O'Neill said: "I think it's the toughest group but it's an exciting one. We have got Scotland, we have Poland who we have played in a recent friendly and whose recent efforts (against England) at Wembley were not too bad at all.
"Somebody told me (the associations had proposed expanding the tournament) so it is ironic they have ended up in the same group."
It will bring O'Neill face to face with his fellow ex-Celtic manager Gordon Strachan and he added: "They will be great occasions I hope.
"I'm sure he (Strachan) is looking forward to it. I'm sure he'll be as excited as I am myself. It's tough, there are other groups we might have preferred to be in but we'll get on with it.
"Germany you would say are the outstanding side in the group but there's plenty to fight for."
Scotland boss Strachan claimed it was a "terrific draw" - while other groups appeared "mundane".
Strachan said: "It will be tough for everyone involved in the group.
"Every tie has something in it. You've got Gibraltar, new to the competition; Germany, one of the best teams in the world.
"Then there is the Republic of Ireland and I think the two sets of supporters will turn those games into a cup tie.
"There are some groups you might call mundane but we're definitely in an exciting group. It's a terrific, terrific draw."
He added: "It's going to be very exciting for Gibraltar - I have been there a couple of times on holiday but I have never watched any football there, that's for sure. We will be looking forward to that one too."
Germany are the clear favourites to win the group but their head coach Joachim Low believes the fixtures against Scotland and the Republic will be tough.
Scotland held Germany to a 1-1 draw in Glasgow in a Euro 2004 qualifier in 2003, and lost narrowly in Dortmund 2-1 in the return fixture.
Low said: "We know the Scottish team will be physically strong and it has always been hard for Germany when we have played against them in the past.
"Gordon Strachan was a good tough player and his team will be the same.
"Martin O'Neill has been a top manager for a long time and his team will be a challenge too."

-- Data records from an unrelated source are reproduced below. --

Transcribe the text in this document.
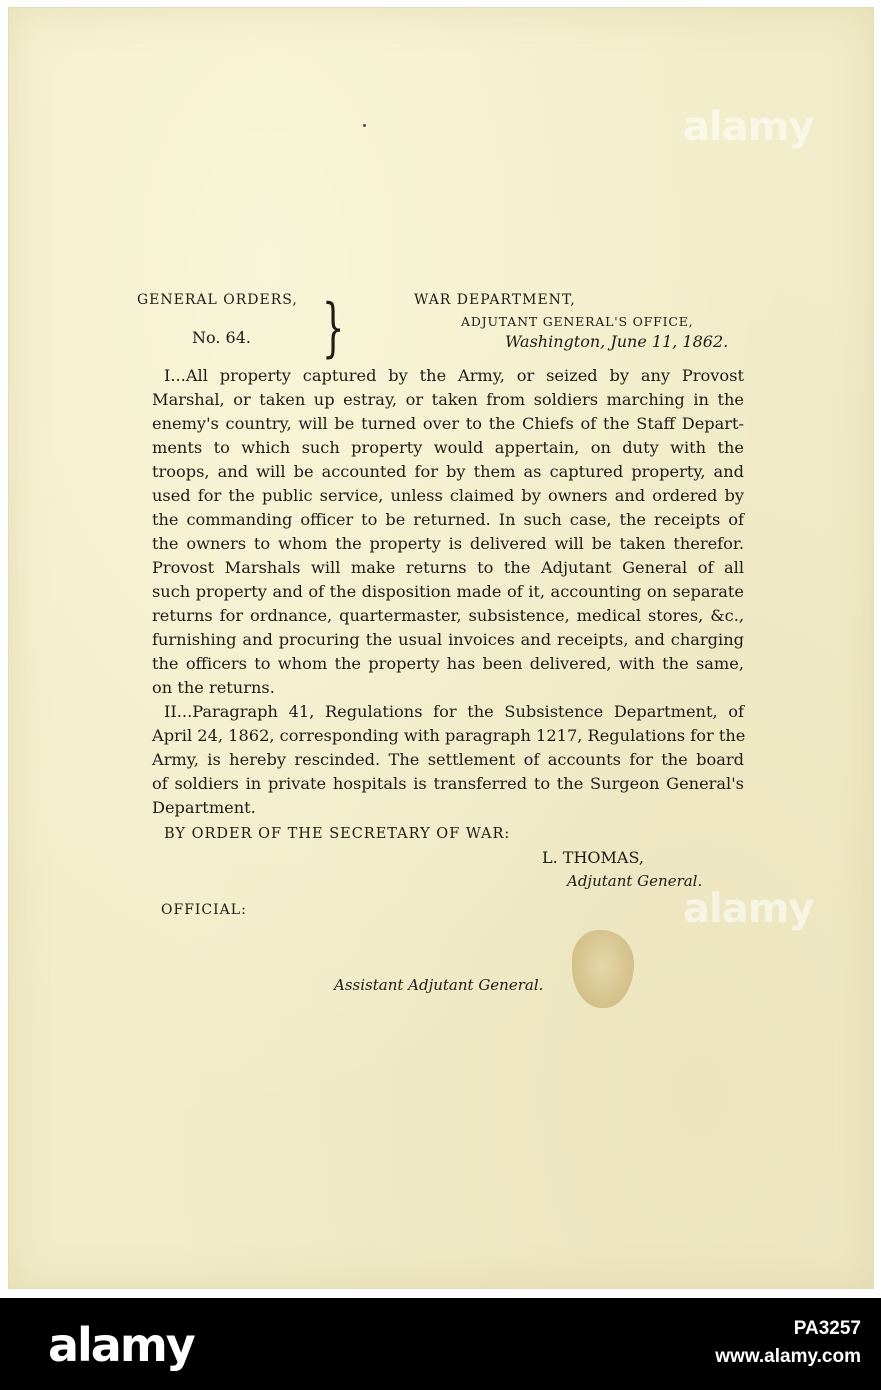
alamy
alamy
GENERAL ORDERS,
No. 64. }	WAR DEPARTMENT,
ADJUTANT GENERAL'S OFFICE,
Washington, June 11, 1862.
I...All property captured by the Army, or seized by any Provost
Marshal, or taken up estray, or taken from soldiers marching in the
enemy's country, will be turned over to the Chiefs of the Staff Depart-
ments to which such property would appertain, on duty with the
troops, and will be accounted for by them as captured property, and
used for the public service, unless claimed by owners and ordered by
the commanding officer to be returned. In such case, the receipts of
the owners to whom the property is delivered will be taken therefor.
Provost Marshals will make returns to the Adjutant General of all
such property and of the disposition made of it, accounting on separate
returns for ordnance, quartermaster, subsistence, medical stores, &c.,
furnishing and procuring the usual invoices and receipts, and charging
the officers to whom the property has been delivered, with the same,
on the returns.
II...Paragraph 41, Regulations for the Subsistence Department, of
April 24, 1862, corresponding with paragraph 1217, Regulations for the
Army, is hereby rescinded. The settlement of accounts for the board
of soldiers in private hospitals is transferred to the Surgeon General's
Department.
BY ORDER OF THE SECRETARY OF WAR:
L. THOMAS,
Adjutant General.
OFFICIAL:
Assistant Adjutant General.
alamy	PA3257
www.alamy.com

Scotland boss Strachan insisted that qualification was a realistic ambition.
He added: "If we play at the level we can play at we can definitely qualify.
"If we keep all our players fit we'll have a chance and the Republic, Poland and Georgia will be thinking the same.

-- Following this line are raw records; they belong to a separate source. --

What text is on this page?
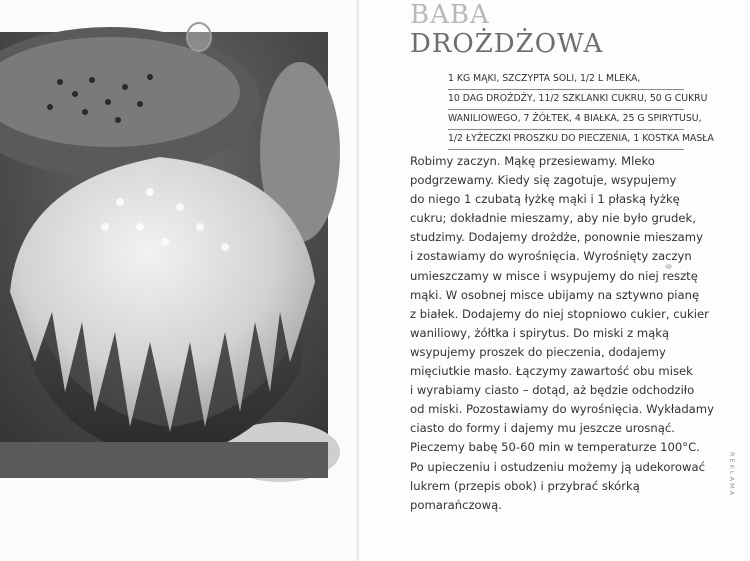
BABA
DROŻDŻOWA
1 KG MĄKI, SZCZYPTA SOLI, 1/2 L MLEKA,
10 DAG DROŻDŻY, 11/2 SZKLANKI CUKRU, 50 G CUKRU
WANILIOWEGO, 7 ŻÓŁTEK, 4 BIAŁKA, 25 G SPIRYTUSU,
1/2 ŁYŻECZKI PROSZKU DO PIECZENIA, 1 KOSTKA MASŁA
Robimy zaczyn. Mąkę przesiewamy. Mleko
podgrzewamy. Kiedy się zagotuje, wsypujemy
do niego 1 czubatą łyżkę mąki i 1 płaską łyżkę
cukru; dokładnie mieszamy, aby nie było grudek,
studzimy. Dodajemy drożdże, ponownie mieszamy
i zostawiamy do wyrośnięcia. Wyrośnięty zaczyn
umieszczamy w misce i wsypujemy do niej resztę
mąki. W osobnej misce ubijamy na sztywno pianę
z białek. Dodajemy do niej stopniowo cukier, cukier
waniliowy, żółtka i spirytus. Do miski z mąką
wsypujemy proszek do pieczenia, dodajemy
mięciutkie masło. Łączymy zawartość obu misek
i wyrabiamy ciasto – dotąd, aż będzie odchodziło
od miski. Pozostawiamy do wyrośnięcia. Wykładamy
ciasto do formy i dajemy mu jeszcze urosnąć.
Pieczemy babę 50-60 min w temperaturze 100°C.
Po upieczeniu i ostudzeniu możemy ją udekorować
lukrem (przepis obok) i przybrać skórką
pomarańczową.
REKLAMA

"It's a hard group and I think any of the teams in our group will be saying this is going to be hard."
O'Neill said that the results between Ireland and Scotland could prove decisive in determining who qualifies for the final tournament in France.
He said: "The localisation has a big bearing on things and Scotland against the Republic of Ireland will be big games there, but it looks like a group where teams might take points off each other.
"That's the utopia really, to get there. It would be amazing if we could do it, but we've got a lot of fighting to do between now and then."
Scotland have the toughest of starts to qualifying, away against Germany on Sunday September 7, and the Republic of Ireland kick off their campaign on the same day away against Georgia.
The final qualifier will see Scotland play away against group minnows Gibraltar, with the Republic away against Poland.